FastSpeech2
FastSpeech2 copied to clipboard
Why do we need `batch_size=batch_size * group_size`? What is the point of the `group_size` variable?
How can group_size larger than 1 will enable sorting in Dataset ?
or Why do we need enable sorting in Dataset?
https://github.com/ming024/FastSpeech2/blob/d4e79eb52e8b01d24703b2dfc0385544092958f3/train.py#L31
batch_size = train_config["optimizer"]["batch_size"]
group_size = 4 # Set this larger than 1 to enable sorting in Dataset
assert batch_size * group_size < len(dataset)
loader = DataLoader(
dataset,
batch_size=batch_size * group_size,
shuffle=True,
collate_fn=dataset.collate_fn,
)
@chenming6615 Because in the collate_fn function, we need to sort all the utterances in a batch, which will cost time. If we set group_size > 1, we can sort all the utterances in a big batch, then split the big batch into several small batches for training, which will save time.

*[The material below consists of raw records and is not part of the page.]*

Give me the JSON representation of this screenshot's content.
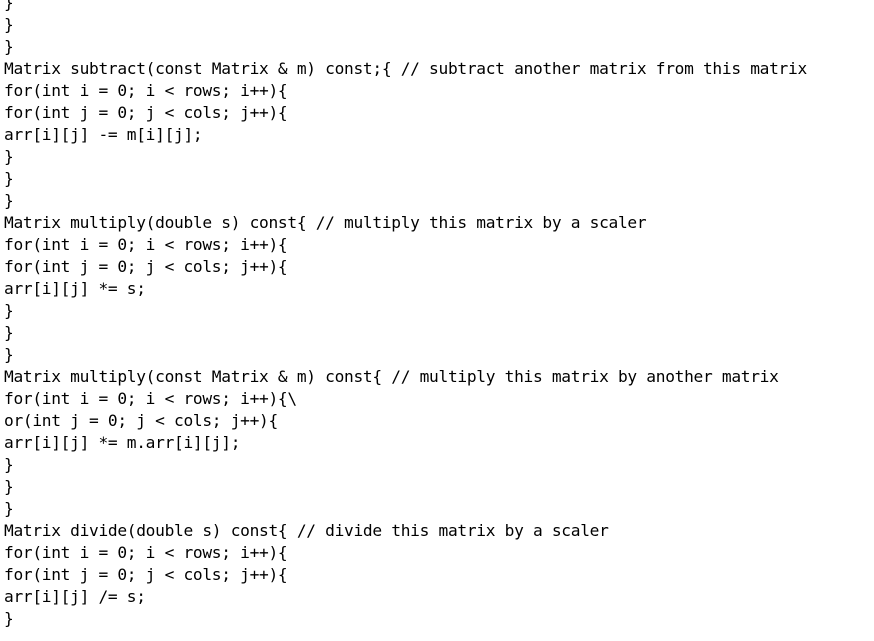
{
  "code": {
    "lines": [
      "}",
      "}",
      "}",
      "Matrix subtract(const Matrix & m) const;{ // subtract another matrix from this matrix",
      "for(int i = 0; i < rows; i++){",
      "for(int j = 0; j < cols; j++){",
      "arr[i][j] -= m[i][j];",
      "}",
      "}",
      "}",
      "Matrix multiply(double s) const{ // multiply this matrix by a scaler",
      "for(int i = 0; i < rows; i++){",
      "for(int j = 0; j < cols; j++){",
      "arr[i][j] *= s;",
      "}",
      "}",
      "}",
      "Matrix multiply(const Matrix & m) const{ // multiply this matrix by another matrix",
      "for(int i = 0; i < rows; i++){\\",
      "or(int j = 0; j < cols; j++){",
      "arr[i][j] *= m.arr[i][j];",
      "}",
      "}",
      "}",
      "Matrix divide(double s) const{ // divide this matrix by a scaler",
      "for(int i = 0; i < rows; i++){",
      "for(int j = 0; j < cols; j++){",
      "arr[i][j] /= s;",
      "}"
    ]
  }
}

@chenming6615 Because in the collate_fn function, we need to sort all the utterances in a batch, which will cost time. If we set group_size > 1, we can sort all the utterances in a big batch, then split the big batch into several small batches for training, which will save time.
Thanks! But why do we need to sort all the utterances in a batch? Will it improve the training speed or accuracy?